Inspired by iratherfly’s excellent Reblochon recipe and Boofer’s great pictorials, this looked like a cheese I needed to try.
I used about 3½ Gallons of Brown Swiss cream-line milk (That’s all the room I have in my 4 gallon pot). I don’t have many choices here in Montana, so hopefully this will work OK. Per the recipe, I added half the Flora Danica dose to the chilled milk the day before. (1/16 tsp)
Cultures
KL71
SR3
Geo15
MY800
Flora Danica
9:15 After heating the milk to 94 degrees I checked the pH and pitched the cultures and CaCl. pH was low at 6.58. I don’t know if there was a problem with the milk or if the pre-inoculation had started bringing the pH down. Since it started so low, I wanted to make sure the cultures were actually starting to work, so I opted for a target pH for renneting of 6.51. Just a bit below the suggested pH of 6.55.

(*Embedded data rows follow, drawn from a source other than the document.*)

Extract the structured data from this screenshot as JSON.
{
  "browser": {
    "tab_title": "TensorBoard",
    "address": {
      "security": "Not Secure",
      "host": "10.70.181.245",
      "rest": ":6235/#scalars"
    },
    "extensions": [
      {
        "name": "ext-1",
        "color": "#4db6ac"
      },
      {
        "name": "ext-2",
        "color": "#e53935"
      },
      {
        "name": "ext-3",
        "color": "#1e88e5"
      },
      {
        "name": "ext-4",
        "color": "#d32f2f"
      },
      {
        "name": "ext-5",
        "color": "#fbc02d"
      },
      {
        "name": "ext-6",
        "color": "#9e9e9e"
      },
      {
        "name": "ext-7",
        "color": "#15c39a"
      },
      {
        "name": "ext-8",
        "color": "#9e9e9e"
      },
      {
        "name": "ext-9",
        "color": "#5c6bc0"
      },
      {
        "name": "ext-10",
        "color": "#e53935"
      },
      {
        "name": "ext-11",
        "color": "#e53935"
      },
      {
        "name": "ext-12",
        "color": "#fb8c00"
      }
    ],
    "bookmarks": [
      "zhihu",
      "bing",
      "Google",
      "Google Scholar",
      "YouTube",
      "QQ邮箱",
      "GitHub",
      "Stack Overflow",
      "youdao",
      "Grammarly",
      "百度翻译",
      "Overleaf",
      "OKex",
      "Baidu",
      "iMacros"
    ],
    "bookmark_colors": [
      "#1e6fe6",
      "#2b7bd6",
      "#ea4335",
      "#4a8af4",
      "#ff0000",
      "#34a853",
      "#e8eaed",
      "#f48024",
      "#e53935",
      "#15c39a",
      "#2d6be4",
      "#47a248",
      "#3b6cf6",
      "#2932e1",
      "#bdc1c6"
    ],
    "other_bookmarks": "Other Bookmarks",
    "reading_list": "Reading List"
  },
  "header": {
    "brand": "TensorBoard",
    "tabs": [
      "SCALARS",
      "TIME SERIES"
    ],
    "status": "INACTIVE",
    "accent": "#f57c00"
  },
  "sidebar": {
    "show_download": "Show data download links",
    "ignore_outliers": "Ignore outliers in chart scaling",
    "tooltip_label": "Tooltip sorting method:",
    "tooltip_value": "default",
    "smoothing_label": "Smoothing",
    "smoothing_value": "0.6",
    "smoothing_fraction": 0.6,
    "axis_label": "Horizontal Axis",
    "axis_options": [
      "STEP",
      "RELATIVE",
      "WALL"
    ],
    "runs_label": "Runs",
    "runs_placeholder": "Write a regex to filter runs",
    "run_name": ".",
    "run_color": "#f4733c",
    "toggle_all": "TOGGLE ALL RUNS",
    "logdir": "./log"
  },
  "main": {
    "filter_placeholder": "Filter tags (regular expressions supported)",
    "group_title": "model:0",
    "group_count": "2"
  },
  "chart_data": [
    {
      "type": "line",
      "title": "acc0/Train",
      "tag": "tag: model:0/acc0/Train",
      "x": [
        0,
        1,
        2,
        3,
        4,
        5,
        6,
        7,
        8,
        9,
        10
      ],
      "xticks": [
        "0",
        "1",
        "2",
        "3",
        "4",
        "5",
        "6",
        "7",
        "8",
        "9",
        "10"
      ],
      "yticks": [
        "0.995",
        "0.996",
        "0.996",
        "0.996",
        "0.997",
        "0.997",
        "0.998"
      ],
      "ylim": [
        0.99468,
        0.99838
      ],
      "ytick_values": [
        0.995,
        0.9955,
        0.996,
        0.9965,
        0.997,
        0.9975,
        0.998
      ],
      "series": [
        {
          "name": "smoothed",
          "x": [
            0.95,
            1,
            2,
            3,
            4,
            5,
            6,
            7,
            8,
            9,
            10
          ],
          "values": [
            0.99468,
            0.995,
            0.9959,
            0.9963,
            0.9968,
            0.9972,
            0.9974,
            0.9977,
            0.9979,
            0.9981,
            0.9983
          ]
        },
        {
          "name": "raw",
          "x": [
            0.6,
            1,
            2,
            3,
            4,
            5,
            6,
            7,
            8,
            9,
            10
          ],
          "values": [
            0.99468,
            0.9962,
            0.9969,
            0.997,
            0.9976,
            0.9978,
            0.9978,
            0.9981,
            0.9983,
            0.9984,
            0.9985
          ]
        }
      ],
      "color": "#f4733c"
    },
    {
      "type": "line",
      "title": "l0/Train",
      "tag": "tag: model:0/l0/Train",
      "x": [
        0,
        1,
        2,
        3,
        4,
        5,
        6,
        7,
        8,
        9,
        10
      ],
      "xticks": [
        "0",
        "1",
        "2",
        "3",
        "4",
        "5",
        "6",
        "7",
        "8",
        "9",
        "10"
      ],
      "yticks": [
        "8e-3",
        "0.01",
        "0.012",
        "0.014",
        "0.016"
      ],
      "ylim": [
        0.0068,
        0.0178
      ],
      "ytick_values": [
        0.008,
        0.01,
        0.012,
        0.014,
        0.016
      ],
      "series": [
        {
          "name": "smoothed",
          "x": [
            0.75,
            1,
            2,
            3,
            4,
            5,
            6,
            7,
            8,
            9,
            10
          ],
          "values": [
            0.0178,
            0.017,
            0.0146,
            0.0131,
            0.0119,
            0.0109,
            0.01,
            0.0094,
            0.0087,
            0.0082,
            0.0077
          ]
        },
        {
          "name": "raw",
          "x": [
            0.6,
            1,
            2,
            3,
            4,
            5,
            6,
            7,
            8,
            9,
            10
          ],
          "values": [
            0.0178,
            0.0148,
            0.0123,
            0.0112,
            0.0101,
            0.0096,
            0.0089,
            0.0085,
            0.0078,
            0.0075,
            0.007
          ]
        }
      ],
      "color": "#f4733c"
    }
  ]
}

10:46 Stirred in 1 tsp diluted calf rennet. Top stirred for another minute. Flocculation happened at 7 minutes. With a 2.5 floc multiplier, total time to cut was 17:30.
First cut was to ¾ inch with a 5 minute rest. Second cut with a whisk to ¼ inch with another 5 minute rest. Curds were then stirred for 10 minutes and drained to about 1 inch above curd level and wet-scooped into molds. PH at drain was 6.43, pretty much on target. I need to work on my ¼ inch whisk cutting.
12:00 Started pressing with 3 pounds weight per mould. pH at ½ hour was 6.22 pH at 1½ hours was 5.86. pH at 3 hours was 5.44. The fast acidification was probably due to the 74°F room temperature. Unfortunately, that was my only choice at the time.
This is where I think I had a severe brain cramp and probably made the wrong choice. I decided to put the moulded cheeses into the yeasting “room” and turned the temperature down from 62 to 60, hoping that would slow down acidification. Unfortunately, at midnight the pH was 5.05 when I finally salted the cheeses with 1.8% salt by weight. In retrospect, it might have been better to just salt them after 3 hours of pressing. Oh well. It’ll probably still be some kind of cheese.
Average weight of the 4 cheeses was 535 grams.
This morning I turned the yeasting room temperature back up to 62°F and will flip them often while waiting for Geo bloom. I’ll make my morge wash tomorrow.